The Spring AOP aspect below intercepts every request handler without modifying individual controllers. Emitting structured JSON for both success and error paths means every request is queryable in CloudWatch without string parsing — you can query status="error" and immediately see error rates by method.
// Structured logging (CloudWatch Insights can query JSON logs)
@Aspect
@Component
public class RequestLoggingAspect {
@Around("@annotation(org.springframework.web.bind.annotation.RequestMapping)")
public Object logRequest(ProceedingJoinPoint pjp) throws Throwable {
long start = System.currentTimeMillis();
try {
Object result = pjp.proceed();
log.info("{\"event\":\"request\",\"method\":\"{}\",\"duration_ms\":{},\"status\":\"success\"}",
pjp.getSignature().getName(), System.currentTimeMillis() - start);
return result;
} catch (Exception e) {
log.error("{\"event\":\"request\",\"method\":\"{}\",\"duration_ms\":{},\"status\":\"error\",\"error\":\"{}\"}",
pjp.getSignature().getName(), System.currentTimeMillis() - start, e.getMessage());
throw e;
}
}
}
Key CloudWatch alarms to set:
Alarms are your early warning system — they tell you something is wrong before your customers do. The two alarms below cover the most critical signals: error rate at the load balancer (the first place you will see cascading failures) and database CPU (the most common database bottleneck under sustained load). Set these before you go live, not after the first incident.
# ALB error rate alarm
resource "aws_cloudwatch_metric_alarm" "alb_5xx" {
alarm_name = "prod-alb-5xx-rate"
comparison_operator = "GreaterThanThreshold"
evaluation_periods = 2
metric_name = "HTTPCode_ELB_5XX_Count"
namespace = "AWS/ApplicationELB"
period = 60
statistic = "Sum"
threshold = 50 # Alert if >50 5xx errors per minute
alarm_actions = [aws_sns_topic.alerts.arn]
}
# RDS CPU alarm
resource "aws_cloudwatch_metric_alarm" "rds_cpu" {
alarm_name = "prod-aurora-cpu"
metric_name = "CPUUtilization"
namespace = "AWS/RDS"
threshold = 80 # Alert at 80% CPU
period = 300 # 5-minute average
}
Cost Optimization
Once your architecture is functional and observable, cost optimization is about choosing the right purchasing model for each layer's usage pattern. The six levers below apply to every production AWS architecture — each one saves money without changing your application code.
Architecture cost levers:
1. Reserved Instances for predictable baseline (1-year RI = 30-40% savings)
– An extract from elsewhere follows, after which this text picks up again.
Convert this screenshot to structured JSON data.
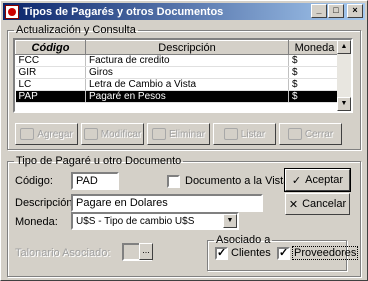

→ ECS Fargate Compute Savings Plans, RDS Reserved Instances
2. Spot Instances for fault-tolerant batch workloads
→ Lambda@Edge, ECS Spot (with Spot interruption handling)
3. S3 Intelligent-Tiering for infrequently accessed objects
→ Automatically moves to cheaper storage tiers
4. CloudFront reduces origin (ALB + compute) costs by serving cache
→ Every cache hit saves an ALB request + compute + DB query
5. Aurora Serverless v2 for dev/staging environments
→ Scales to zero when idle → pay only when in use
6. DynamoDB on-demand vs provisioned
→ On-demand for unpredictable workloads (pay per request)
→ Provisioned + auto-scaling for predictable traffic (cheaper)
This architecture handles 100K+ RPS with sub-100ms p99 latency. The key architectural principles: cache aggressively at every layer, decouple async work from the request path, use managed services to reduce operational overhead, and design for failure at every layer.
The AWS Well-Architected Framework labels these as the Reliability, Performance, and Cost pillars. In practice, they're just good engineering — the same principles that worked before cloud, applied to managed services.